Je suis très loin de bien connaître la musique du YMO mais depuis l’annonce du décès de Yukihiro Takahashi, je me suis remis à écouter leur album Solid State Survivor sorti en 1979. Nous avons une version de 1992 du CD de cet album à la maison. En feuilletant une nouvelle fois le livret accompagnant le CD, je me rends d’ailleurs compte que les photographies de l’album ont été prises par Masayoshi Sukita. Il est notamment reconnu pour ses photographies de David Bowie dont celle de l’album Heroes que j’évoquais dans un billet précédent (qui montrait également une photo de Megutama d’ailleurs). De cet album, le morceau RYDEEN écrit par Yukihiro Takahashi est tellement connu qu’il fait quasiment partie du patrimoine immatériel japonais. Il m’est difficile d’écouter ce morceau avec une oreille nouvelle tout comme il m’est difficile de donner un avis sur un album et un groupe qui sont devenus des monuments, inspirant la musique électronique qui suivra. Mais je ne parle de toute façon ici que des choses qui me plaisent et m’émeuvent. Le morceau que je préfère de l’album est très certainement le cinquième Behind the mask, accompagné du précédent Castalia et les deux derniers Insomnia et le morceau titre de l’album Solid State Survivor. Le premier morceau Technopolis puis RYDEEN sont bien entendus très marquants et difficiles à oublier. Je reste tout de même assez interrogatif sur la reprise des Beatles avec le morceau Day Tripper et le deuxième morceau Absolute Ego Dance a tendance à m’agacer un peu. Il n’empêche que j’écoute beaucoup cet album, pris par l’envie d’écouter les morceaux qui me plaisent le plus.

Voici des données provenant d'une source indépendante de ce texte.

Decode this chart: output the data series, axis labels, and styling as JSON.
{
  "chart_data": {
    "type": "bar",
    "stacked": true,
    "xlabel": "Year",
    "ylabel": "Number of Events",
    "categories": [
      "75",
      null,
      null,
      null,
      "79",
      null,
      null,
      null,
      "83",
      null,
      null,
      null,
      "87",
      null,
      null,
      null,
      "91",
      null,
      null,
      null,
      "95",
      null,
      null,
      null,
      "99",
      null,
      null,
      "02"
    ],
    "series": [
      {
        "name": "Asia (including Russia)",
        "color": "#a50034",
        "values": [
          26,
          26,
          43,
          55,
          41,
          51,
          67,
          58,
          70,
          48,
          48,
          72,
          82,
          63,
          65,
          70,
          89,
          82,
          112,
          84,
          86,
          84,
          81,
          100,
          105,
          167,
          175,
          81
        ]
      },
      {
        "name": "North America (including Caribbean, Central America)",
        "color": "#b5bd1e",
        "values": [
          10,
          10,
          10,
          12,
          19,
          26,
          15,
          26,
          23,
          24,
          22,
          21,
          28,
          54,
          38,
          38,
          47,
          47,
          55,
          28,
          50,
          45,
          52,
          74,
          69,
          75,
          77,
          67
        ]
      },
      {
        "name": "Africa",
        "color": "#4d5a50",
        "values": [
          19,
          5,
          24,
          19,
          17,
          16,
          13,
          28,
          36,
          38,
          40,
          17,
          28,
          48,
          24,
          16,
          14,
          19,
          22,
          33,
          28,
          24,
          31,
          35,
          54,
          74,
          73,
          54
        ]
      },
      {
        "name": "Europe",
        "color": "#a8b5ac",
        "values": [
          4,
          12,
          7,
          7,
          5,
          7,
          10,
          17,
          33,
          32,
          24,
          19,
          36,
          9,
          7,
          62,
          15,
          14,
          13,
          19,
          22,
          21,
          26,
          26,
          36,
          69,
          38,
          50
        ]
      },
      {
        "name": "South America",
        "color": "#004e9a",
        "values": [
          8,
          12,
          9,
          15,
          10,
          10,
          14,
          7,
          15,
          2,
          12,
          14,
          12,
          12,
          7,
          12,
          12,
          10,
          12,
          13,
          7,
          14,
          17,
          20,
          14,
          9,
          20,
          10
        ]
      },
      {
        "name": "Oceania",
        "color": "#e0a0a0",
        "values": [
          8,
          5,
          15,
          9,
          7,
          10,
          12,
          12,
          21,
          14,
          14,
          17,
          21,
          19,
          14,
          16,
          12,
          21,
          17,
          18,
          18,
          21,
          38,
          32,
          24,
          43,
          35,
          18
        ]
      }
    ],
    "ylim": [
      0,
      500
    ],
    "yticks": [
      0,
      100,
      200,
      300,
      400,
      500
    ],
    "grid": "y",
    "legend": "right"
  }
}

De Yukihiro Takahashi, j’écoute aussi beaucoup le fabuleux Drip Dry Eyes de l’album Neuromantic sorti en 1981, que j’ai du mal à m’empêcher d’écouter encore et encore. Outre le YMO, je pense que j’avais surtout découvert Yukihiro Takahashi par ses collaborations nombreuses avec Towa Tei. Je me souviens d’une période, il y a 6 ans, où j’écoutais beaucoup Towa Tei et j’avais écouté par extension quelques morceaux du super-groupe Metafive, notamment celui intitulé Don’t move. Metafive a été fondé par Yukihiro Takahashi et de compose de Towa Tei, Keigo Oyamada (aka Cornelius), Yoshinori Sunahara, ancien membre de Denki Groove et remixeur récidiviste de Sheena Ringo, entre autres. Dans un billet, en prenant pour point de départ l’art de Yayoi Kusama, je m’étais même intéressé à imaginer un lien artistique entre Sheena Ringo et Yukihiro Takahashi, mais il est désormais trop tard malheureusement. J’aime aussi revoir cette vidéo datant du 4 Juillet 1985 de l’émission Waratte iitomo! Telephone Shocking (笑っていいとも! テレフォンショッキング) de Tamori où Jun Togawa était l’invitée. Le principe de l’émission est que l’invité du jour appelle au téléphone l’invité du jour suivant. C’était Yukihiro Takahashi qui était invité par Tamori le 3 Juillet et il a donc appelé Jun Togawa pour l’émission du lendemain. Ce passage de l’émission est très drôle car Jun Togawa est complètement endormie et Yukihiro Takahashi essaie très aimablement de lui remémorer le fait qu’il lui avait dit à l’avance qu’il l’appellerait ce jour lå pour l’émission. J’en avais déjà parlé mais j’adore revoir cette émission sur YouTube.